4.2    Het handelen van verweerder moet derhalve aan de hand van deze maatstaf worden beoordeeld. Verweerder heeft aangevoerd dat de bewuste bespreking heeft plaatsgevonden op 29 november 2013 met als insteek dat verweerder bij een kantoorbezoek aan de cliënt van klager had geconstateerd dat er ernstige tekortkomingen waren in de praktijkvoering, waarbij gesproken is over mogelijkheden om tot verbetering in de praktijkvoering te komen. Daartoe is met de cliënt van klager onder andere afgesproken dat hij zes maanden zou worden begeleid door een ervaren/kundig strafrechtadvocaat en door een ervaren/kundig bestuursrechtadvocaat. Het was de bedoeling om tijdens dat gesprek praktische afspraken te maken over de inschakeling van mr. M. als begeleider, die bij dat gesprek reeds aanwezig was. Tijdens dat gesprek drongen klager en zijn cliënt aan op het maken van een eigen keuze van de begeleider. In die discussie maakte klager de opmerking dat: “gekeken zou kunnen worden naar publicaties of google”. Hij voegde daar aan toe: “of gebruikt u nog kleitabletten?” Op die opmerking heeft verweerder gereageerd met: “Waarom gebruikt u die idiote opmerking?”. Gelet op de door klager gemaakte, bizarre opmerking tijdens dat gesprek is het, naar het oordeel van de voorzitter, niet onbegrijpelijk dat verweerder de litigieuze, min of meer retorische  vraag heeft gesteld en deze kan niet als grievend worden aangemerkt. De klacht is dan ook kennelijk ongegrond.

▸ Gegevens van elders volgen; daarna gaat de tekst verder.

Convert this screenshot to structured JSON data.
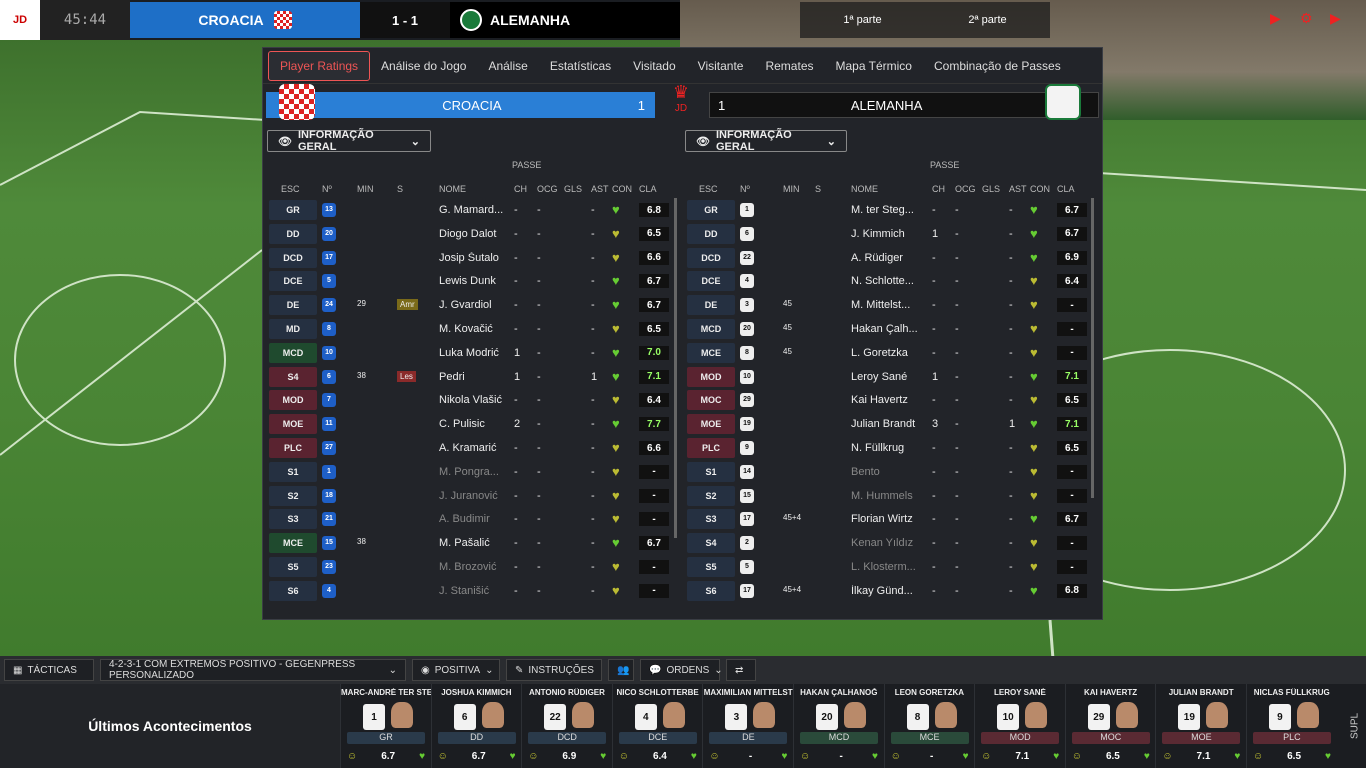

4.3    Op grond van het voorgaande zal de voorzitter de klacht, met toepassing van artikel 46j Advocatenwet, dan ook kennelijk ongegrond verklaren.

BESLISSING

De voorzitter verklaart:

de klacht, met toepassing van artikel 46j Advocatenwet, kennelijk ongegrond.

Aldus gewezen door mr. H.M.M. Steenberghe, plaatsvervangend voorzitter, met bijstand van mr. D.C. van der Kwaak-Wamelink als griffier op 5 augustusi 2016.